Kitap kurtları, imzalı kitap sahibi olmayı çok severler. Önemli tutkuları arasında yer alır.
Geçenlerde bir etkinliğe katıldım. Etkinlikte çok kıymetli bir kitabın hem İngilizcesi hem de Türkçesi dağıtılıyordu. Kitabın ilk baskısını okumuştum. Kitaba dair aklımda kalan en sevdiğim cümlelerden biri de noktası virgülüne hatırlamasam da şu şekildeydi: “Ara sıra hayır deyiver de, iki kişi olduğumuzu anlayalım.”
Dağıtılan kitaplardan ben de aldım. Üzerinde üçüncü baskı yazıyordu. Yazarı da mekandaydı; ama bireysel olarak kitabı yazara imzalatmaya cesaret edemiyordum. Cesaret edenlerin de kalemi yoktu. Hatta arkadaşlardan biri, kalemin var mı, yazara kitabı imzalatmayı arzuluyorum derken, şaka yollu, “E bilmiyor musun, imza olayına girilmesin diye girişte bütün kalemleri topladılar.” dedim. O kadar ciddi söylemiş olmalıyım ki, inandı; ama şaka yaptığımı anlayınca çevremizdekilerle birlikte gülüştük.” Neyse ki etkinliğin sonunda spontane gelişen bir kitap imzalama etkinliği de oldu. Ben de kuyruğa girenlerden güç alark sıradaki yerimi aldım. Ne de olsa kitap imzalatmak için girdiğim kuyruklar en sevdiklerimdir.
Kuyrukta, kalem soran arkadaşla yan yanaydık. Önümüzde bekleyenler oldukça fazlaydı. Hata bazılarının elinde üç dört kitap vardı. Biraz önce şaka yaptığım arkadaşa, “Aslında bunun da bir yönergesi olmalı. Herkes tek seferde bir kitap imzalayabilmeli.” dediğimde bir kez daha gülüştük. İmza alırken de arkadaşlarla anlaşıp birbirimizin fotoğrafını çekecektik. Bu tür fotoğrafların en sakıncalı yanı, kitabını imzalayan yazar, haliyle oturarak imzaladığndan, biz okurlar, söylediklerimizi duyması için yazara doğru eğildiğimizde, fotoğrafta eğiliyormuşuz gibi bir izlenim çıkıyor ortaya.
İşte bu eğilme anlarında o kısa görüşmelerde yazara istediğiniz soruyu sorabiliyordunuz.
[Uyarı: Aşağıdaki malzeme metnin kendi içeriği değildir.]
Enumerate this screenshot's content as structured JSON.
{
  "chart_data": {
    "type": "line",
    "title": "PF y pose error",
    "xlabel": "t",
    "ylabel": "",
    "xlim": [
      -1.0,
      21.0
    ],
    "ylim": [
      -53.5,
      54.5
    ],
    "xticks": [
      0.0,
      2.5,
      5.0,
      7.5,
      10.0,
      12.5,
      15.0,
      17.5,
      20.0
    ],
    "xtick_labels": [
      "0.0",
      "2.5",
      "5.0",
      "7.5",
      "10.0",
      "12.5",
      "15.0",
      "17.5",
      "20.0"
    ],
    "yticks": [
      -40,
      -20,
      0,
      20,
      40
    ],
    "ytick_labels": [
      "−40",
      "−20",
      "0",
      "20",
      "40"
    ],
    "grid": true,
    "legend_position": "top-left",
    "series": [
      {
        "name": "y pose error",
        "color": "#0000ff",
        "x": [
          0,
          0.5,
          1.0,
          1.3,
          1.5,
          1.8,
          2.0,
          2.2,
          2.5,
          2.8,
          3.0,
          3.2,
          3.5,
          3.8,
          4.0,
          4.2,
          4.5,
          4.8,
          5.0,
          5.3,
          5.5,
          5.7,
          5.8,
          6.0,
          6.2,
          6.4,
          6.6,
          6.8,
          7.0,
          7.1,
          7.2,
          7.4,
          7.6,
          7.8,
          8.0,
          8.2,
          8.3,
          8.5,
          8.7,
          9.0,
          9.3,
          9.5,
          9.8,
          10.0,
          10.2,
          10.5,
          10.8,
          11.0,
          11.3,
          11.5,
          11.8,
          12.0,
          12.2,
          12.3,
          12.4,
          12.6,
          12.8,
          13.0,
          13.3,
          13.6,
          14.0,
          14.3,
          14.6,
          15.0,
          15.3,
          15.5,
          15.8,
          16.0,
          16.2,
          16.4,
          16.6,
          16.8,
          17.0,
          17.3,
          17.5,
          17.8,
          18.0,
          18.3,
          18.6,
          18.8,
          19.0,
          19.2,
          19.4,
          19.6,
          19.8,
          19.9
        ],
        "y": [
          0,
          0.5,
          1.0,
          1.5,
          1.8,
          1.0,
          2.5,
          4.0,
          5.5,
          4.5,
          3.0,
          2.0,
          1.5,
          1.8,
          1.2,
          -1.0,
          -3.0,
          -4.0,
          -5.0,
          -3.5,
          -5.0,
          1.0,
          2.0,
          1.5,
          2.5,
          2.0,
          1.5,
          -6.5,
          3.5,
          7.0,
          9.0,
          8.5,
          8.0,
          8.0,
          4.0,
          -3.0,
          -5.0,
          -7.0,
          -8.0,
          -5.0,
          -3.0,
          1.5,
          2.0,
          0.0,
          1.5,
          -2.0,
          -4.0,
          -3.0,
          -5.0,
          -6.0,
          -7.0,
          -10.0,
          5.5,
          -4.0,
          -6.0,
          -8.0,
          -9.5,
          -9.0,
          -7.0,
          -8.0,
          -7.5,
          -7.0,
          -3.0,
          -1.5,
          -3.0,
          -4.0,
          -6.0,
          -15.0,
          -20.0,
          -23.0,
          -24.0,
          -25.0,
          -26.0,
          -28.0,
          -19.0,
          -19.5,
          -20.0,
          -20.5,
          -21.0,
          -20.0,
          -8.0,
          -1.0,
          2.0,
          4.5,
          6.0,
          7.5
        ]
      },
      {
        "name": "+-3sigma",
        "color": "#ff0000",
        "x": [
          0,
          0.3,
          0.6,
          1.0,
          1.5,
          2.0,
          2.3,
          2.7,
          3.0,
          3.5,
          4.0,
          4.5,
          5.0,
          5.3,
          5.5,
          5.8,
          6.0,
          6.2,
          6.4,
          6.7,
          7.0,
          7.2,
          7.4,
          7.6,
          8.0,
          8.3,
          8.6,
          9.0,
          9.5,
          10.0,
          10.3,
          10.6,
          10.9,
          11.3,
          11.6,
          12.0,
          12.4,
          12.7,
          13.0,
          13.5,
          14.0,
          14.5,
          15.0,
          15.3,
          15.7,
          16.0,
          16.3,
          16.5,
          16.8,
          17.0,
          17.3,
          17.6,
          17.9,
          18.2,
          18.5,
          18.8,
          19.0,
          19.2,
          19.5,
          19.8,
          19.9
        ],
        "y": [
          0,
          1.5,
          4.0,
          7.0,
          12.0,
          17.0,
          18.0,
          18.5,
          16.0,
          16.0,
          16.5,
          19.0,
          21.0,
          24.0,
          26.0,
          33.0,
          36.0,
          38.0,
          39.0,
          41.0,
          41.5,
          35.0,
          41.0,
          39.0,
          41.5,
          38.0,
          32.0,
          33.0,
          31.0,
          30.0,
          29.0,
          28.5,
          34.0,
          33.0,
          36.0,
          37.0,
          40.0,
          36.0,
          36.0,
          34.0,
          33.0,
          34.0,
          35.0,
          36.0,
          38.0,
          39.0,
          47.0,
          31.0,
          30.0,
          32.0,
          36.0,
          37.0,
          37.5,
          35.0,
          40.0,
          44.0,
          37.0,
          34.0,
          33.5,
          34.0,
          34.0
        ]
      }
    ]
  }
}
O yüzden çok kıymetli anlar, o anlar. Benim de hep hayalimdir, bir gün yazacağım kitapları imzalamak. Yazara ilk sorum şöyle oldu: Kitap imzalamak nasıl bir duygu? “Güzel bir his” diyerek yetindi; ancak yüz ifadesinden bu soruya daha felsefik bir yanıt bulacağı belliydi. Benden hemen sonra kitabını imzalatan arkadaşım masaya doğru eğilince yazar deminki sorumun yanıtını güncelleyip şöyle dedi. “Kitap imzalamak, kitabı tamamlamak gibi bir şey.” Arkadaşım da, kendisine söyleniyormuş gibi, şaşırdı. Ben cevabımı almıştım.
Bir kitap yazmak ve onu okuyucular için imzalamak bana çok muhteşem bir şeymiş gibi gelir. Hatta Maslow’un ihtiyaçlar hiyerarşisindeki piramidin en tepesinde bulunan Kendini Gerçekleştirme basamağında olduğunuzu hissettirir. Bu basamakta bulunmak, yazara sormuş olduğum soruya verdiği yanıtta da beliriyordu. Başka kitaplar yazmayı düşünüyor musunuz, dediğimde “Evet, düşünüyoruz.” demişti büyük bir heyecan ve keyifle.
Küçükken futbolculardan aldığım imzalarım silinip gitti; ama kıymetli yazarlara imzalattığım kitaplar hem gönlümün hem de kitaplığımın en güzel köşelerinde kendilerine yer bulmaya devam edecekler.